The Wall Street Journal reported that Genesis, crypto’s largest lending desk, is seeking a US$1 billion emergency loan by Monday to stave off a liquidity crunch at the crypto lender. It halted withdrawals on Wednesday.

Jump Crypto was rumoured to be facing issues due to their FTX exposure, but the maket maker has dispelled the rumors.

Funds are also affected – Crypto fund Sino Global Capital, one of FTX’s earliest investors that reported US$300 million in AUM as of January 2022, confirmed losses related to the exchange, but said it was continuing to operate normally. Pantera Capital said that its FTX equity and FTT tokens represented 3% of the its portfolio, while Sequoia Capital lost US$150 million in their Global Growth fund, and US$63.5 million in their SCGE fund. Galois Capital, famous for shorting LUNA, has 50% of their assets stuck on FTX.

Multicoin Capital, one of the top crypto venture firms, lost more than half of its flagship fund’s capital in about 2 weeks. The company told investors in a letter on Thursday that FTX’s collapse will cause additional failures. “Many trading firms will be wiped out and shut down,” the letter said, CNBC reported.

Oh, and Singapore state investor Temasek wrote off its US$275 million investment in FTX, but downplayed its significance, saying that the funds represented just 0.09% of its US$403 billion portfolio.

Related: Temasek Writes Off $275m FTX Investment, “Irrespective of the Outcome”

FTX findings worse than imagined

More of the financial issues at FTX have been uncovered at bankrupt crypto exchange, with new CEO John Ray highlighting the lack of “trustworthy financial information” from the platform, in a Delaware court filing.

The filing states that FTX “did not keep appropriate books and records, or security controls, with respect to its digital assets.” The platform also built a software to hide the misuse of customer funds, while Alemeda, the exchange’s hedge fund arm, also was “secretly exempt” from FTX.com’s auto-liquidate protocol.
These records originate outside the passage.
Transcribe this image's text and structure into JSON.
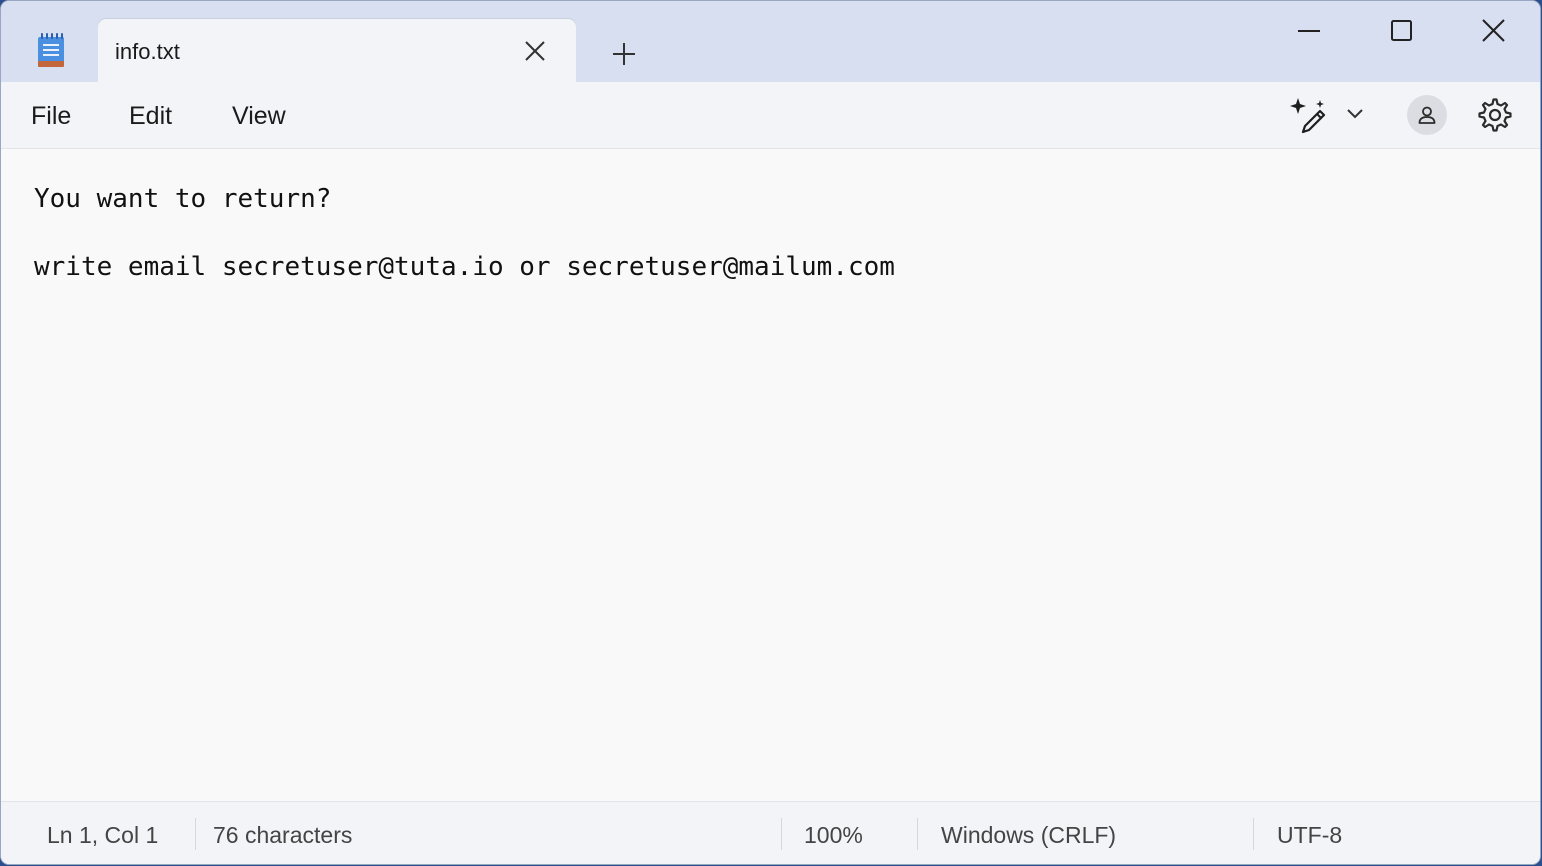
{
  "window": {
    "tab_title": "info.txt"
  },
  "icons": {
    "app": "notepad-icon",
    "tab_close": "close-icon",
    "new_tab": "plus-icon",
    "minimize": "minimize-icon",
    "maximize": "maximize-icon",
    "close": "close-icon",
    "copilot": "copilot-sparkle-pen-icon",
    "copilot_menu": "chevron-down-icon",
    "account": "account-icon",
    "settings": "gear-icon"
  },
  "menu": {
    "file": "File",
    "edit": "Edit",
    "view": "View"
  },
  "editor": {
    "lines": [
      "You want to return?",
      "",
      "write email secretuser@tuta.io or secretuser@mailum.com"
    ]
  },
  "status": {
    "position": "Ln 1, Col 1",
    "characters": "76 characters",
    "zoom": "100%",
    "line_ending": "Windows (CRLF)",
    "encoding": "UTF-8"
  },
  "colors": {
    "titlebar": "#d8dff0",
    "editor_bg": "#f9f9f9",
    "icon_blue": "#3b7dd8"
  }
}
Among the juicy bits revealed in the FTX bankruptcy filing, Alameda Research extended US$3.3 billion in loans to exchange founder Sam Bankman-Fried, but it is still not clear what the funds were used for. And the platform made US$400 million in unauthorized transfers on the day it filed for bankruptcy.

The filing also noted that corporate funds were spent to “…purchase homes in the Bahamas and ‘personal items’ in the name of employees and advisors of FTX.” The news comes just days after a US$40 million penthouse owned by SBF was put up for sale.

The U.S. House Committee of Financial Services has already set a December hearing regarding the FTX collapse.

In the meantime, the Bahamas Securities Commission has announced that it ordered all contents of FTX’s crypto wallets to be transferred to a wallet controlled by it to “protect the interests of clients and creditors of FDM [FTX Digital Markets].”

Trading Volume

According to data from CoinMarketCap, the global crypto market cap stands at US$869.62 billion, a 0.4% increase since yesterday. The total crypto market volume over the last 24 hours is US$51.96 billion, a 13.91% decrease since yesterday, and less than half the volume seen at this point last week.

Fear & Greed Index

Risk appetites are sapped – the Crypto Fear and Greed Index currently stands at 23, indicating “extreme fear” – a sign that investors are too worried. The index uses 5-6 measurements to assess the current sentiment of the market and then rates that level of emotion on a scale of 1-100 – 1 is extreme fear and 100 is extreme greed.

Sentiment climbed to reach 40 on 6 November, but it has remained in the low 20s for the past two weeks.